L’annonce par le régime de Maduro du rejet conditionnel des accusations criminelles à l’encontre d’environ un tiers des prisonniers politiques qu’il détient ne résout ni ne prend même acte de la crise politique sous-jacente au Venezuela. Il reste encore des centaines de prisonniers politiques, et comme ceux qui ont été assignés à résidence ou dont les affaires criminelles ont (pour le moment) été classées, aucun de ces Vénézuéliens n’aurait jamais dû être emprisonné ne serait-ce qu’une journée.

Les prisonniers libérés ont de bonnes raisons de se réjouir de leur retour chez eux. Les États-Unis s’associent à cette joie et tiennent à exprimer tout leur respect et toute leur admiration pour ces patriotes et pour les sacrifices qu’ils ont consentis pour libérer leur pays.

La situation de la démocratie au Venezuela n’en reste pas moins désastreuse.  La décision de ne pas retenir ces accusations n’est que conditionnelle, et les autorités menacent de revenir sur celle-ci en cas de « récidive de tout acte de terrorisme, de violence ou de fomentement de coup d’État », en fonction de la détermination arbitraire de ces faits par le régime. Parmi les personnes encore menacées, harcelées et inculpées par le régime figurent des leaders vénézuéliens comme Juan Guaido, Leopoldo Lopez et Julio Borges, ainsi que l’ambassadeur du Venezuela aux États-Unis Carlos Vecchio, et de nombreux autres combattants pour la démocratie au Venezuela.
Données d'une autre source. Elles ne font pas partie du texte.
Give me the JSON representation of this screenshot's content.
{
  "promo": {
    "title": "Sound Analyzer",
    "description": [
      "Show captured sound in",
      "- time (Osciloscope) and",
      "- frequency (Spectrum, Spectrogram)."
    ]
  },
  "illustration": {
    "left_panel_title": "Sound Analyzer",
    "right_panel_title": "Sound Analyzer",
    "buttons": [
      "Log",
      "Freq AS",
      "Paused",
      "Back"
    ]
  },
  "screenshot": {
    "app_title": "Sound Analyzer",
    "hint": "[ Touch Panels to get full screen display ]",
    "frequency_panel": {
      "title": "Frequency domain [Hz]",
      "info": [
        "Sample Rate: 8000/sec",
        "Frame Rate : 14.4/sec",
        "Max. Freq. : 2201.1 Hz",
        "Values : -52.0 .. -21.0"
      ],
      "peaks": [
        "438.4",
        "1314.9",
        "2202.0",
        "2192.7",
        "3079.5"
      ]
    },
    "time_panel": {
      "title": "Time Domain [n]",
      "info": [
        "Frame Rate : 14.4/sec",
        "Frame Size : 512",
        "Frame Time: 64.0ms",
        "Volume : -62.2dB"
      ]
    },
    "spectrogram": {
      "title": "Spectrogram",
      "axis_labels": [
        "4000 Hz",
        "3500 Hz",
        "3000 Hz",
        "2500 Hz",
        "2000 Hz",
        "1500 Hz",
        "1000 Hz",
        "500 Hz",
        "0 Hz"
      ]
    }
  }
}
Par ailleurs, aucun chaviste ou dirigeant syndical emprisonné de premier plan ne fait partie des personnes concernées par cette mesure, ni aucun membre de l’armée, malgré leur nombre disproportionné parmi les prisonniers politiques. La plupart des dirigeants politiques démocratiques vénézuéliens en exil ne pourront pas rentrer chez eux, car ils savent qu’ils pourraient être incarcérés sur le champ. Leur sécurité n’est en aucun cas garantie. Les accusations portées contre le député Juan Requesens ont été maintenues, et il est toujours assigné à résidence. Le jour même de la libération de Requesens, la mère du député de l’Assemblée nationale Armando Armas a été arbitrairement arrêtée, ce qui nous rappelle que la politique du tourniquet d’incarcération et d’intimidation du régime visant à contraindre à la participation à la farce électorale de Maduro du 6 décembre reste encore de mise.

Les conditions pour des élections libres et équitables n’existent pas au Venezuela et la libération d’un certain nombre de prisonniers politiques n’y change rien. Aucun des partis politiques dont la direction a été destituée et dont les noms, symboles et avoirs ont été volés par le régime n’a été rétabli, y compris les partis de gauche qui contestent le contrôle du régime sur l’héritage politique de Chavez. De nombreux opposants politiques au régime n’ont toujours pas le droit de se présenter aux élections et restent privés de droits politiques. La Commission électorale nationale (CNE) nommée illégalement reste sous le strict contrôle du régime, un fait qui aura un impact crucial dans la mesure où des processus d’inscription complexes sont entre ses mains. La liberté de la presse n’existe pas. La liberté d’expression n’existe pas. La liberté de réunion n’existe pas. Ces conditions minimales pour recevoir une mission internationale d’observation électorale crédible restent absentes.

Nous exhortons tous les acteurs démocratiques, tant à l’intérieur qu’à l’extérieur du Venezuela, à continuer d’insister sur les conditions nécessaires et acceptées au niveau international pour des élections libres et équitables. Nous, nos partenaires démocratiques au Venezuela et la communauté internationale, ne contribuerons pas à la légitimer une nouvelle fraude électorale perpétrée par le régime de Maduro. Les citoyens vénézuéliens méritent que nous restions solidaires de leur lutte pour le rétablissement de la démocratie dans leur pays.


Nous vous proposons cette traduction à titre gracieux. Seul le texte original en anglais fait foi.